El rostro de la mujer se endureció, aunque no dejó de sonreír.
—Por supuesto. ¿Qué quieres saber?
—¿Vio o escuchó algo fuera de lo normal la noche de actos? —Irina regresó al tono profesional.
—Mis ojos ya no son lo que eran, dicen que tengo cataratas y casi no oigo nada de un oído —se explicó—. Por la noche… No, no vi nada, querida.
—¿Está segura de eso, Emma? Un ruido extraño, una persona desconocida… —insistió inclinándose hacia la anciana.
—Completamente. No vi nada, hija.
—De acuerdo —dijo la policía levantándose de la silla que le había servido de sostén y tratando de no tambalearse—. Si fuera necesario testificar ante un juez que no vio nada aquella noche, ¿lo haría?
—Claro, por supuesto. —Regresó de nuevo a la perenne sonrisa—. Me encanta colaborar con la policía. No tengo nada que esconder.

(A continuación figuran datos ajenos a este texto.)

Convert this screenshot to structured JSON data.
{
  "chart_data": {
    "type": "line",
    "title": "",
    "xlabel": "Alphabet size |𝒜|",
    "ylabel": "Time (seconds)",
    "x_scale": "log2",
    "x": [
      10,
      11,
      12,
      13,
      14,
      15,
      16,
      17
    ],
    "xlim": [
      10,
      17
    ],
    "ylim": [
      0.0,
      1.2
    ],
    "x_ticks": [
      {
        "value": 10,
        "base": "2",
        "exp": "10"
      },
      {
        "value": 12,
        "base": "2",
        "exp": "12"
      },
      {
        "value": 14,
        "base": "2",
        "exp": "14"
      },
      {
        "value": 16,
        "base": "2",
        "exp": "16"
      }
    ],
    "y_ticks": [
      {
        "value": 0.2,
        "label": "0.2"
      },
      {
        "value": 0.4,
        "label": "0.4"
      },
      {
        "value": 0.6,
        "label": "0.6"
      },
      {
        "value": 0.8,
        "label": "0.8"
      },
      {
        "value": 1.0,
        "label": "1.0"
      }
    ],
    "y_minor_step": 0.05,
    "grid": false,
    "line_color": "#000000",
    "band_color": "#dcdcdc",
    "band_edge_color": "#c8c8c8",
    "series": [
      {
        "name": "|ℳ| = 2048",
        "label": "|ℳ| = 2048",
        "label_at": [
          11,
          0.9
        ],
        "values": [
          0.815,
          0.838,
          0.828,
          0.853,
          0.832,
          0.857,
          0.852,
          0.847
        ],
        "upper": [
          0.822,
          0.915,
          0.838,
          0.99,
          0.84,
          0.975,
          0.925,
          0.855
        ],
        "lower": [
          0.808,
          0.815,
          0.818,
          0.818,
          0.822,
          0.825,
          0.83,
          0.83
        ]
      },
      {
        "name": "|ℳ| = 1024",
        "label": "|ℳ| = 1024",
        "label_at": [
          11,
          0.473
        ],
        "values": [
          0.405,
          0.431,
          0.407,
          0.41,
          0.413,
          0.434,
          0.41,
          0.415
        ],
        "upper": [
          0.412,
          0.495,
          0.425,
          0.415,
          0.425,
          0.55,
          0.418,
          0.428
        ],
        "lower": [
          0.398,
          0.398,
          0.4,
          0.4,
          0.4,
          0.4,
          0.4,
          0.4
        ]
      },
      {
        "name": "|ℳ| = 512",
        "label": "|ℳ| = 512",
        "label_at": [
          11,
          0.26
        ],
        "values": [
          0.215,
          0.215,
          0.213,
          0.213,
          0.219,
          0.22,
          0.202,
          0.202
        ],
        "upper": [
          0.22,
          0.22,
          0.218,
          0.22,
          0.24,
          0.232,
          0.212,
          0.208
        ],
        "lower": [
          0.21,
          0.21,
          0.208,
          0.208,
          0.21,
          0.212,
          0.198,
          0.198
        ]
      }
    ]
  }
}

—Muchas gracias por su disposición y… —comenzó a despedirse, un tanto incómoda, avergonzada y aún mareada— por la taza de té. Ha sido muy amable de su parte —le agradeció, tendiéndole la mano y enfilando hacia la puerta.
—El placer ha sido mío, Irina —le estrechó los dedos con un pequeño apretón y notó su frialdad, parecían muertos—, la del nombre bonito. —La mujer desplegó una muestra más de su desdentada boca.
—Adiós. —La detective ya se encontraba en el umbral y había abierto la puerta—. Cuídese, señora Martín.
—Adiós, cuídate tú. —Cerró la puerta—. Qué guapa. —Una lengua rojiza, nudosa, repleta de venas, pústulas y laceraciones, se relamió los resecos labios y pasó su punta por las encías sin dientes.